Reiterative recurrence coincides with frequent recurrence.

Uniform recurrence relates to unimodular eigenvectors.

Non-zero reiterative recurrence is typical in the Baire category sense.

Abstract

We study different pointwise recurrence notions for linear dynamical systems from the Ergodic Theory point of view. We show that from any reiteratively recurrent vector $x_0$, for an adjoint operator $T$ on a separable dual Banach space $X$, one can construct a $T$-invariant probability measure which contains $x_0$ in its support. This allows us to establish some equivalences, for these operators, between some strong pointwise recurrence notions which in general are completely distinguished.
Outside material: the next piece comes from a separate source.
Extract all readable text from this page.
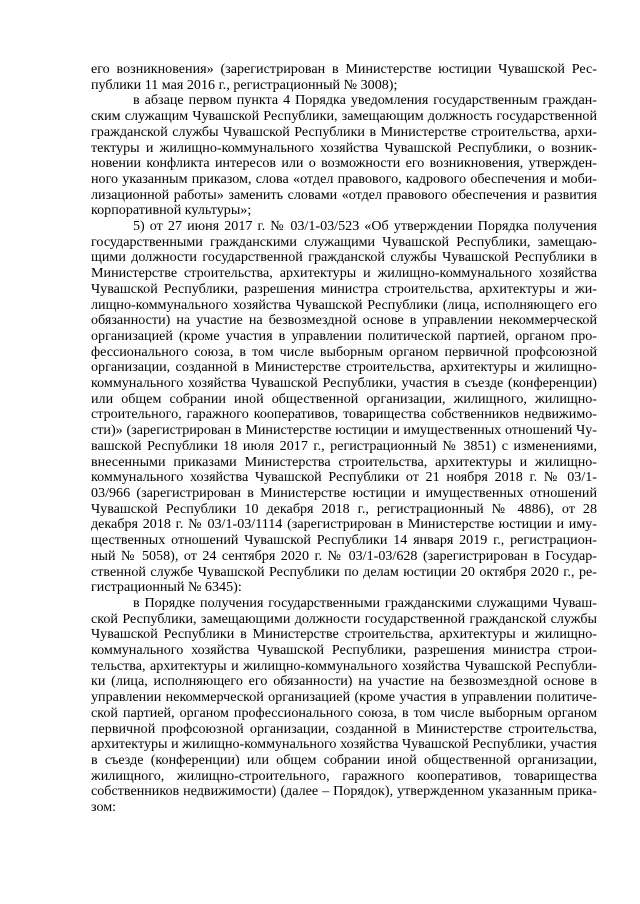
его возникновения» (зарегистрирован в Министерстве юстиции Чувашской Республики 11 мая 2016 г., регистрационный № 3008);

в абзаце первом пункта 4 Порядка уведомления государственным гражданским служащим Чувашской Республики, замещающим должность государственной гражданской службы Чувашской Республики в Министерстве строительства, архитектуры и жилищно-коммунального хозяйства Чувашской Республики, о возникновении конфликта интересов или о возможности его возникновения, утвержденного указанным приказом, слова «отдел правового, кадрового обеспечения и мобилизационной работы» заменить словами «отдел правового обеспечения и развития корпоративной культуры»;

5) от 27 июня 2017 г. № 03/1-03/523 «Об утверждении Порядка получения государственными гражданскими служащими Чувашской Республики, замещающими должности государственной гражданской службы Чувашской Республики в Министерстве строительства, архитектуры и жилищно-коммунального хозяйства Чувашской Республики, разрешения министра строительства, архитектуры и жилищно-коммунального хозяйства Чувашской Республики (лица, исполняющего его обязанности) на участие на безвозмездной основе в управлении некоммерческой организацией (кроме участия в управлении политической партией, органом профессионального союза, в том числе выборным органом первичной профсоюзной организации, созданной в Министерстве строительства, архитектуры и жилищно-коммунального хозяйства Чувашской Республики, участия в съезде (конференции) или общем собрании иной общественной организации, жилищного, жилищно-строительного, гаражного кооперативов, товарищества собственников недвижимости)» (зарегистрирован в Министерстве юстиции и имущественных отношений Чувашской Республики 18 июля 2017 г., регистрационный № 3851) с изменениями, внесенными приказами Министерства строительства, архитектуры и жилищно-коммунального хозяйства Чувашской Республики от 21 ноября 2018 г. № 03/1-03/966 (зарегистрирован в Министерстве юстиции и имущественных отношений Чувашской Республики 10 декабря 2018 г., регистрационный № 4886), от 28 декабря 2018 г. № 03/1-03/1114 (зарегистрирован в Министерстве юстиции и имущественных отношений Чувашской Республики 14 января 2019 г., регистрационный № 5058), от 24 сентября 2020 г. № 03/1-03/628 (зарегистрирован в Государственной службе Чувашской Республики по делам юстиции 20 октября 2020 г., регистрационный № 6345):

в Порядке получения государственными гражданскими служащими Чувашской Республики, замещающими должности государственной гражданской службы Чувашской Республики в Министерстве строительства, архитектуры и жилищно-коммунального хозяйства Чувашской Республики, разрешения министра строительства, архитектуры и жилищно-коммунального хозяйства Чувашской Республики (лица, исполняющего его обязанности) на участие на безвозмездной основе в управлении некоммерческой организацией (кроме участия в управлении политической партией, органом профессионального союза, в том числе выборным органом первичной профсоюзной организации, созданной в Министерстве строительства, архитектуры и жилищно-коммунального хозяйства Чувашской Республики, участия в съезде (конференции) или общем собрании иной общественной организации, жилищного, жилищно-строительного, гаражного кооперативов, товарищества собственников недвижимости) (далее – Порядок), утвержденном указанным приказом:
In particular, we show that (in our framework) reiterative recurrence coincides with frequent recurrence; for complex Hilbert spaces uniform recurrence coincides with the property of having a spanning family of unimodular eigenvectors; and the same happens for power-bounded operators on complex reflexive Banach spaces. These (surprising) properties are easily generalized to product and inverse dynamical systems, which implies some relations with the respective hypercyclicity notions. Finally we study how typical is an operator with a non-zero reiteratively recurrent vector in the sense of Baire category.